Equitable Access to Pandemic Flu Vaccines[1]
Chan Chee Khoon
Center for Policy Research & International Studies
Universiti Sains Malaysia
Donor Leverage for Access to Avian Flu Vaccines
In late 2006, the Indonesian government made a controversial decision to withhold its H5N1 avian flu virus samples from WHO’s collaborating centers as leverage for a new global mechanism for virus sharing that had better terms for developing countries.
In breaking with the existing practice of freely sending flu virus samples to these laboratories, Indonesia expressed dissatisfaction with a system which obliged WHO member states to share virus samples with WHO’s collaborating centers, but which lacked mechanisms for equitable sharing of benefits, most importantly, affordable vaccines developed from these viral source materials.
The Indonesian decision, invoking provisions in the Convention on Biological Diversity (1992) for sovereign rights over biological resources, aroused indignation and accusations of irresponsibility which endangered global health. There were however also expressions of support and sympathy, including an editorial from The Lancet:
To protect the global population, 6.2 billion doses of pandemic vaccine will be needed, but current manufacturing capacity can only produce 500 million doses. Indonesia fears that vaccines produced from their viruses via the WHO system will not be affordable to them… In November 2004, a WHO consultation reached the depressing conclusion that most developing countries would have no access to vaccine during the first wave of a pandemic and possibly throughout its duration… The fairest way forward would be for WHO to seek an international agreement that would ensure that developing countries have equal access to a pandemic vaccine, at an affordable price. Such a move would demonstrate global solidarity in preparing for the next pandemic (Lancet editorial, February 17, 2007).

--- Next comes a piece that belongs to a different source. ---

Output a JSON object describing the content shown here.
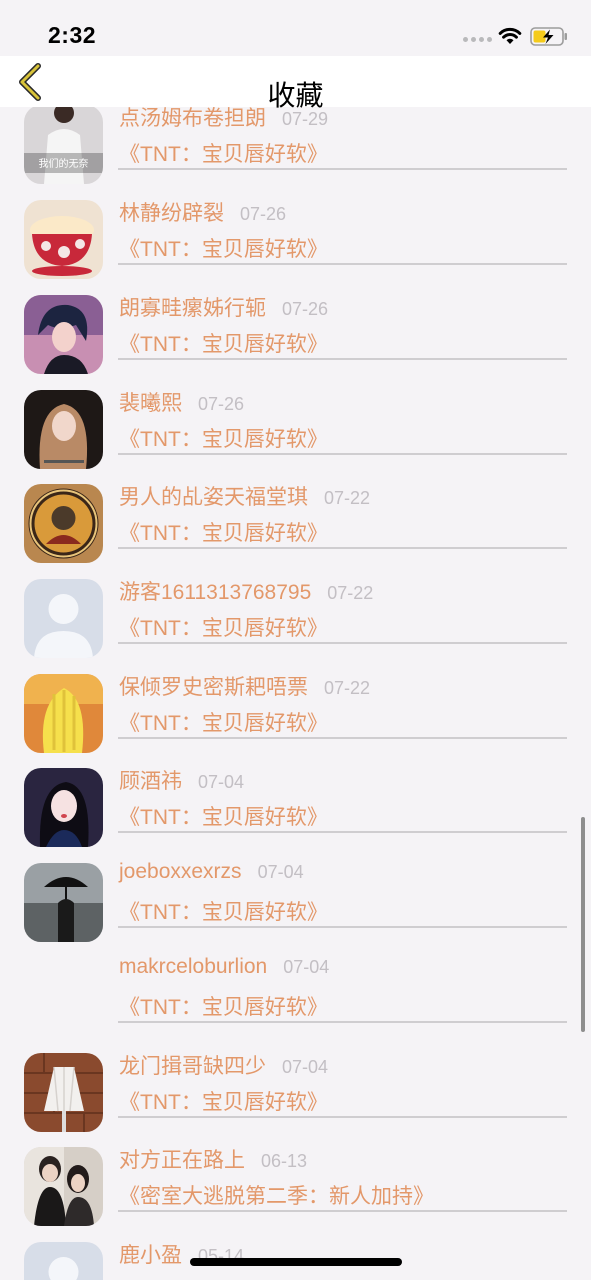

On March 29, 2007, immediately following an interim agreement for Indonesia to resume sending flu virus samples to WHO, health ministers of eighteen Asia-Pacific countries issued a Jakarta Declaration which called upon WHO “to convene the necessary meetings, initiate the critical processes and obtain the essential commitment of all stakeholders to establish the mechanisms for more open virus and information sharing and accessibility to avian influenza and other potential pandemic influenza vaccines for developing countries”. These concerns were tabled at the 60th World Health Assembly in Geneva (May 14–23, 2007) as part of a resolution calling for new mechanisms for virus sharing and for more equitable access to vaccines developed from these viral source materials.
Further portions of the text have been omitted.